Dibble is assistant professor of communications at Hope College and the researcher who coined the term “back burner.” In his 2014 study, Using Modern Technology to Keep in Touch With Back Burners: An Investment Model Analysis, Dibble found that, while men are likely to have nearly twice the number of back burners as women, both genders have them. Of the more than 300 people surveyed for the study, nearly all of them said they’d had sexual conversations with at least two people outside of their partner.
Dibble says it’s well-established in social psychology that even people who are happily involved in committed relationships still consider their options. So while someone may have no intention of leaving, they still search the horizon.

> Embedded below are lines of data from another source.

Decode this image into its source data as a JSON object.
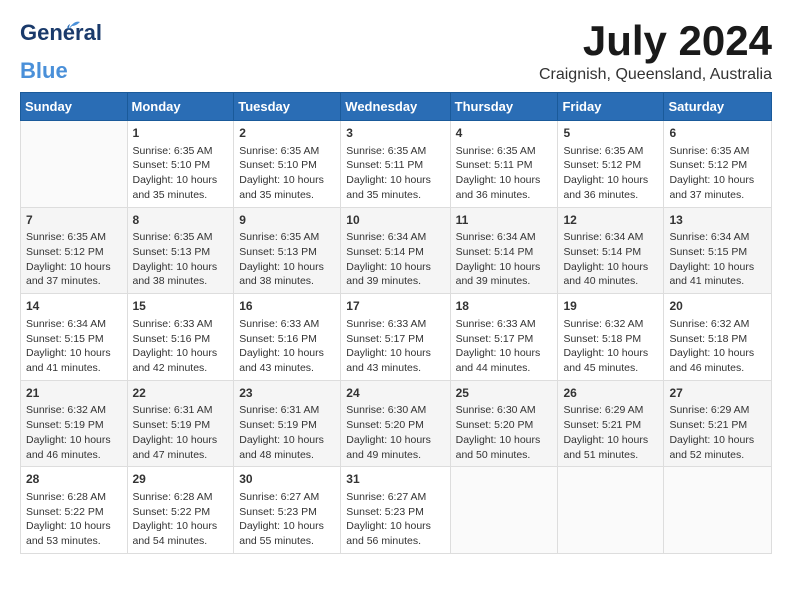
{
  "logo": {
    "general": "General",
    "blue": "Blue"
  },
  "title": {
    "month_year": "July 2024",
    "location": "Craignish, Queensland, Australia"
  },
  "headers": [
    "Sunday",
    "Monday",
    "Tuesday",
    "Wednesday",
    "Thursday",
    "Friday",
    "Saturday"
  ],
  "weeks": [
    [
      {
        "day": "",
        "sunrise": "",
        "sunset": "",
        "daylight": ""
      },
      {
        "day": "1",
        "sunrise": "Sunrise: 6:35 AM",
        "sunset": "Sunset: 5:10 PM",
        "daylight": "Daylight: 10 hours and 35 minutes."
      },
      {
        "day": "2",
        "sunrise": "Sunrise: 6:35 AM",
        "sunset": "Sunset: 5:10 PM",
        "daylight": "Daylight: 10 hours and 35 minutes."
      },
      {
        "day": "3",
        "sunrise": "Sunrise: 6:35 AM",
        "sunset": "Sunset: 5:11 PM",
        "daylight": "Daylight: 10 hours and 35 minutes."
      },
      {
        "day": "4",
        "sunrise": "Sunrise: 6:35 AM",
        "sunset": "Sunset: 5:11 PM",
        "daylight": "Daylight: 10 hours and 36 minutes."
      },
      {
        "day": "5",
        "sunrise": "Sunrise: 6:35 AM",
        "sunset": "Sunset: 5:12 PM",
        "daylight": "Daylight: 10 hours and 36 minutes."
      },
      {
        "day": "6",
        "sunrise": "Sunrise: 6:35 AM",
        "sunset": "Sunset: 5:12 PM",
        "daylight": "Daylight: 10 hours and 37 minutes."
      }
    ],
    [
      {
        "day": "7",
        "sunrise": "Sunrise: 6:35 AM",
        "sunset": "Sunset: 5:12 PM",
        "daylight": "Daylight: 10 hours and 37 minutes."
      },
      {
        "day": "8",
        "sunrise": "Sunrise: 6:35 AM",
        "sunset": "Sunset: 5:13 PM",
        "daylight": "Daylight: 10 hours and 38 minutes."
      },
      {
        "day": "9",
        "sunrise": "Sunrise: 6:35 AM",
        "sunset": "Sunset: 5:13 PM",
        "daylight": "Daylight: 10 hours and 38 minutes."
      },
      {
        "day": "10",
        "sunrise": "Sunrise: 6:34 AM",
        "sunset": "Sunset: 5:14 PM",
        "daylight": "Daylight: 10 hours and 39 minutes."
      },
      {
        "day": "11",
        "sunrise": "Sunrise: 6:34 AM",
        "sunset": "Sunset: 5:14 PM",
        "daylight": "Daylight: 10 hours and 39 minutes."
      },
      {
        "day": "12",
        "sunrise": "Sunrise: 6:34 AM",
        "sunset": "Sunset: 5:14 PM",
        "daylight": "Daylight: 10 hours and 40 minutes."
      },
      {
        "day": "13",
        "sunrise": "Sunrise: 6:34 AM",
        "sunset": "Sunset: 5:15 PM",
        "daylight": "Daylight: 10 hours and 41 minutes."
      }
    ],
    [
      {
        "day": "14",
        "sunrise": "Sunrise: 6:34 AM",
        "sunset": "Sunset: 5:15 PM",
        "daylight": "Daylight: 10 hours and 41 minutes."
      },
      {
        "day": "15",
        "sunrise": "Sunrise: 6:33 AM",
        "sunset": "Sunset: 5:16 PM",
        "daylight": "Daylight: 10 hours and 42 minutes."
      },
      {
        "day": "16",
        "sunrise": "Sunrise: 6:33 AM",
        "sunset": "Sunset: 5:16 PM",
        "daylight": "Daylight: 10 hours and 43 minutes."
      },
      {
        "day": "17",
        "sunrise": "Sunrise: 6:33 AM",
        "sunset": "Sunset: 5:17 PM",
        "daylight": "Daylight: 10 hours and 43 minutes."
      },
      {
        "day": "18",
        "sunrise": "Sunrise: 6:33 AM",
        "sunset": "Sunset: 5:17 PM",
        "daylight": "Daylight: 10 hours and 44 minutes."
      },
      {
        "day": "19",
        "sunrise": "Sunrise: 6:32 AM",
        "sunset": "Sunset: 5:18 PM",
        "daylight": "Daylight: 10 hours and 45 minutes."
      },
      {
        "day": "20",
        "sunrise": "Sunrise: 6:32 AM",
        "sunset": "Sunset: 5:18 PM",
        "daylight": "Daylight: 10 hours and 46 minutes."
      }
    ],
    [
      {
        "day": "21",
        "sunrise": "Sunrise: 6:32 AM",
        "sunset": "Sunset: 5:19 PM",
        "daylight": "Daylight: 10 hours and 46 minutes."
      },
      {
        "day": "22",
        "sunrise": "Sunrise: 6:31 AM",
        "sunset": "Sunset: 5:19 PM",
        "daylight": "Daylight: 10 hours and 47 minutes."
      },
      {
        "day": "23",
        "sunrise": "Sunrise: 6:31 AM",
        "sunset": "Sunset: 5:19 PM",
        "daylight": "Daylight: 10 hours and 48 minutes."
      },
      {
        "day": "24",
        "sunrise": "Sunrise: 6:30 AM",
        "sunset": "Sunset: 5:20 PM",
        "daylight": "Daylight: 10 hours and 49 minutes."
      },
      {
        "day": "25",
        "sunrise": "Sunrise: 6:30 AM",
        "sunset": "Sunset: 5:20 PM",
        "daylight": "Daylight: 10 hours and 50 minutes."
      },
      {
        "day": "26",
        "sunrise": "Sunrise: 6:29 AM",
        "sunset": "Sunset: 5:21 PM",
        "daylight": "Daylight: 10 hours and 51 minutes."
      },
      {
        "day": "27",
        "sunrise": "Sunrise: 6:29 AM",
        "sunset": "Sunset: 5:21 PM",
        "daylight": "Daylight: 10 hours and 52 minutes."
      }
    ],
    [
      {
        "day": "28",
        "sunrise": "Sunrise: 6:28 AM",
        "sunset": "Sunset: 5:22 PM",
        "daylight": "Daylight: 10 hours and 53 minutes."
      },
      {
        "day": "29",
        "sunrise": "Sunrise: 6:28 AM",
        "sunset": "Sunset: 5:22 PM",
        "daylight": "Daylight: 10 hours and 54 minutes."
      },
      {
        "day": "30",
        "sunrise": "Sunrise: 6:27 AM",
        "sunset": "Sunset: 5:23 PM",
        "daylight": "Daylight: 10 hours and 55 minutes."
      },
      {
        "day": "31",
        "sunrise": "Sunrise: 6:27 AM",
        "sunset": "Sunset: 5:23 PM",
        "daylight": "Daylight: 10 hours and 56 minutes."
      },
      {
        "day": "",
        "sunrise": "",
        "sunset": "",
        "daylight": ""
      },
      {
        "day": "",
        "sunrise": "",
        "sunset": "",
        "daylight": ""
      },
      {
        "day": "",
        "sunrise": "",
        "sunset": "",
        "daylight": ""
      }
    ]
  ]
}
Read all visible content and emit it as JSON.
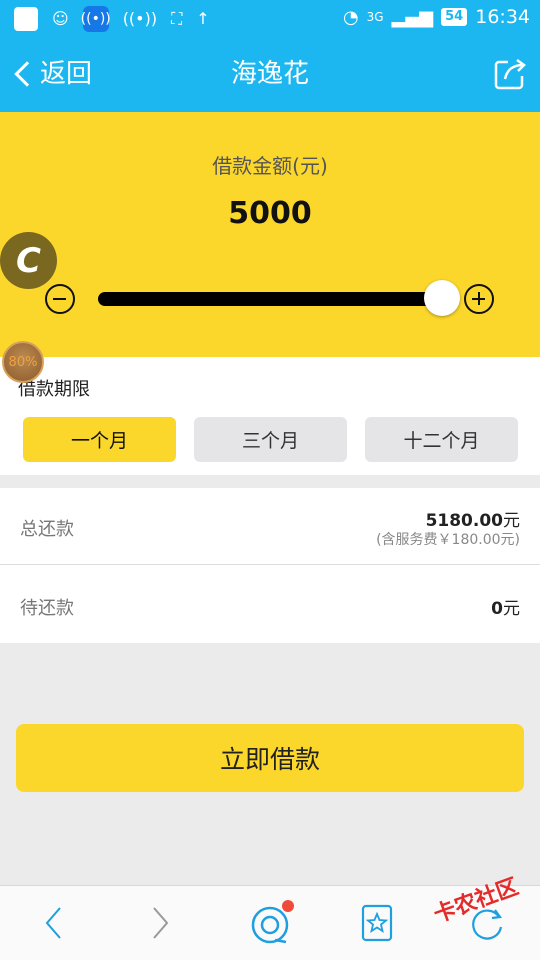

“Your scanners are still on,” Dibble says. “Even if they’re dulled and blunted a little bit, they’re still on, they’re still kinda noticing who else is out there, if for no other reason than you want to remember, or you still want to know that you got the best deal.”
This behavior is natural. It’s the relationship equivalent of flipping the channels. But by triggering that ‘What if?’ sensibility, Facebook distracts you from your own relationship, making it harder for you to be fully present. People don’t set out to cross a boundary or set the groundwork for an affair behavior, but internet communication makes it easy to tumble into.
“When you’re behind a keyboard, you have time to cultivate the perfect response and be the best version of yourself,” Cravens says. “Or even a version of yourself that in real life doesn’t even exist.”
Now, is digital infidelity a crisis? It’s hard to say. What is certain is that it makes it so much easier to find connection outside of your own marriage. And, per Dibble, it’s impossible to recognize warning signs because, keeping a back burner is almost universal behavior on Facebook.
“What the research is starting to show is it’s actually pretty common,” Dibble said. “It may now be easier than ever to talk to our back burners. And we’re not exactly sure what the consequences of that will be yet.”